The goal of the course is to understand the ways in which financial regulation in the U.S. contributed to the financial crisis and whether the regulatory reform project currently underway will address those concerns. Thus the course will survey the U.S. pattern of the regulation of financial institutions as well as the legislation that presumably will be adopted before the course begins.
This course provides a broad introduction to the regulation of financial institutions in the United States. The course addresses the history of the banking industry in the United States, the basic rationales for regulating banks differently than other enterprises, the restrictions imposed upon banks and other financial institutions, the causes and consequences of bank failures and their relationship to regulation, and the rise of the shadow banking system. It also addresses the relationship among banking and insurance and securities activities and how these relationships have evolved over time.

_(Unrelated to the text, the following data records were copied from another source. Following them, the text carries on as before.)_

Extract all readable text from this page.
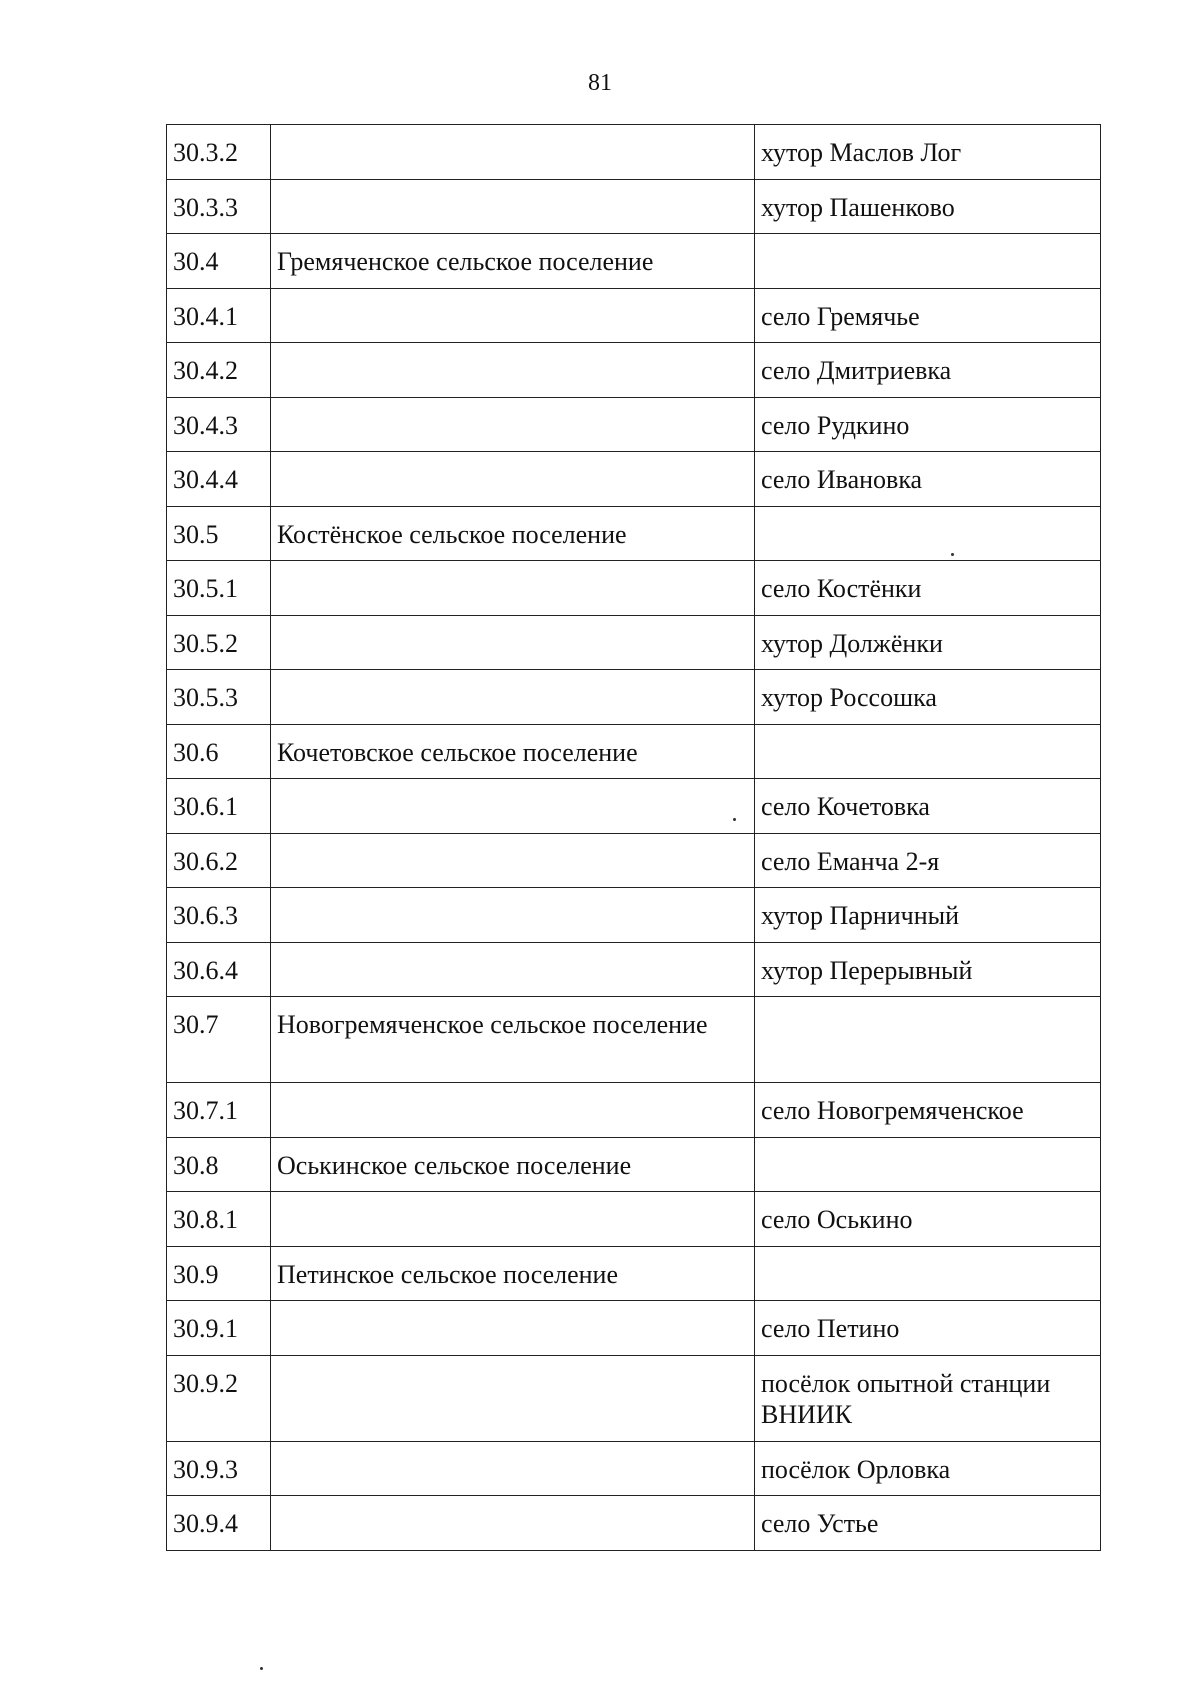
81
30.3.2		хутор Маслов Лог
30.3.3		хутор Пашенково
30.4	Гремяченское сельское поселение	
30.4.1		село Гремячье
30.4.2		село Дмитриевка
30.4.3		село Рудкино
30.4.4		село Ивановка
30.5	Костёнское сельское поселение	
30.5.1		село Костёнки
30.5.2		хутор Должёнки
30.5.3		хутор Россошка
30.6	Кочетовское сельское поселение	
30.6.1		село Кочетовка
30.6.2		село Еманча 2-я
30.6.3		хутор Парничный
30.6.4		хутор Перерывный
30.7	Новогремяченское сельское поселение	
30.7.1		село Новогремяченское
30.8	Оськинское сельское поселение	
30.8.1		село Оськино
30.9	Петинское сельское поселение	
30.9.1		село Петино
30.9.2		посёлок опытной станции ВНИИК
30.9.3		посёлок Орловка
30.9.4		село Устье
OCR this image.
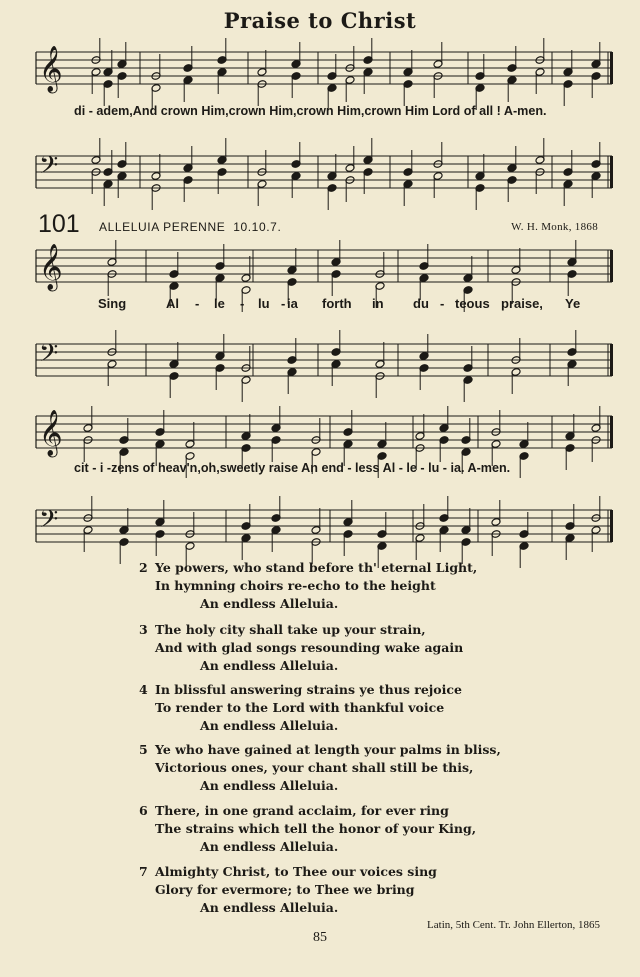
Praise to Christ
𝄞
di - adem,And crown Him,crown Him,crown Him,crown Him Lord of all ! A-men.
𝄢
101 ALLELUIA PERENNE 10.10.7.	W. H. Monk, 1868
𝄞
Sing	Al - le - lu - ia forth in du - teous praise, Ye
𝄢
𝄞
cit - i -zens of heav'n,oh,sweetly raise An end - less Al - le - lu - ia. A-men.
𝄢
2 Ye powers, who stand before th' eternal Light,
In hymning choirs re-echo to the height
An endless Alleluia.
3 The holy city shall take up your strain,
And with glad songs resounding wake again
An endless Alleluia.
4 In blissful answering strains ye thus rejoice
To render to the Lord with thankful voice
An endless Alleluia.
5 Ye who have gained at length your palms in bliss,
Victorious ones, your chant shall still be this,
An endless Alleluia.
6 There, in one grand acclaim, for ever ring
The strains which tell the honor of your King,
An endless Alleluia.
7 Almighty Christ, to Thee our voices sing
Glory for evermore; to Thee we bring
An endless Alleluia.
Latin, 5th Cent. Tr. John Ellerton, 1865
85
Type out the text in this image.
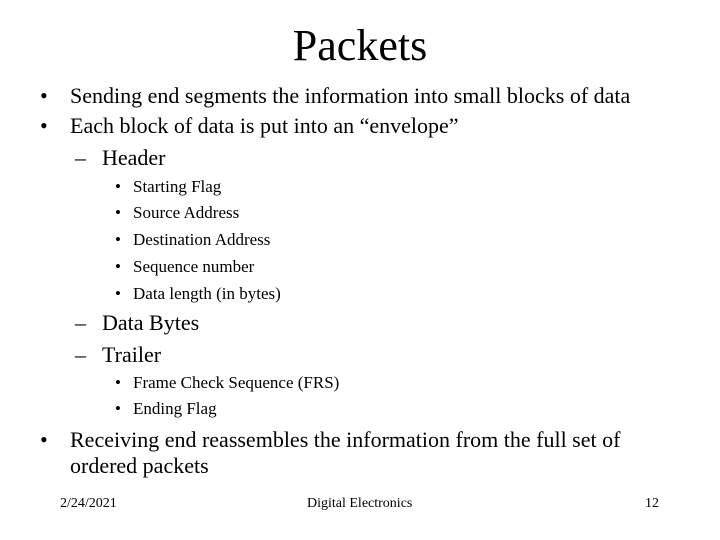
Packets
• Sending end segments the information into small blocks of data
• Each block of data is put into an “envelope”
– Header
• Starting Flag
• Source Address
• Destination Address
• Sequence number
• Data length (in bytes)
– Data Bytes
– Trailer
• Frame Check Sequence (FRS)
• Ending Flag
• Receiving end reassembles the information from the full set of
ordered packets
2/24/2021	Digital Electronics	12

The course pays significant attention to the causes of the 2007-2009 financial crisis and the reform efforts that are being pursued in its wake. The course considers the ways that financial regulation in the United States may have contributed to the financial crisis and what more financial regulation may have done to prevent it. It looks at particular changes required by The Dodd-Frank Wall Street Reform and Consumer Protection Act and the ongoing implementation efforts, focusing on changes intended to reduce systemic risk. The course further considers whether the regulatory reform project currently underway is likely to further the aim of promoting financial stability.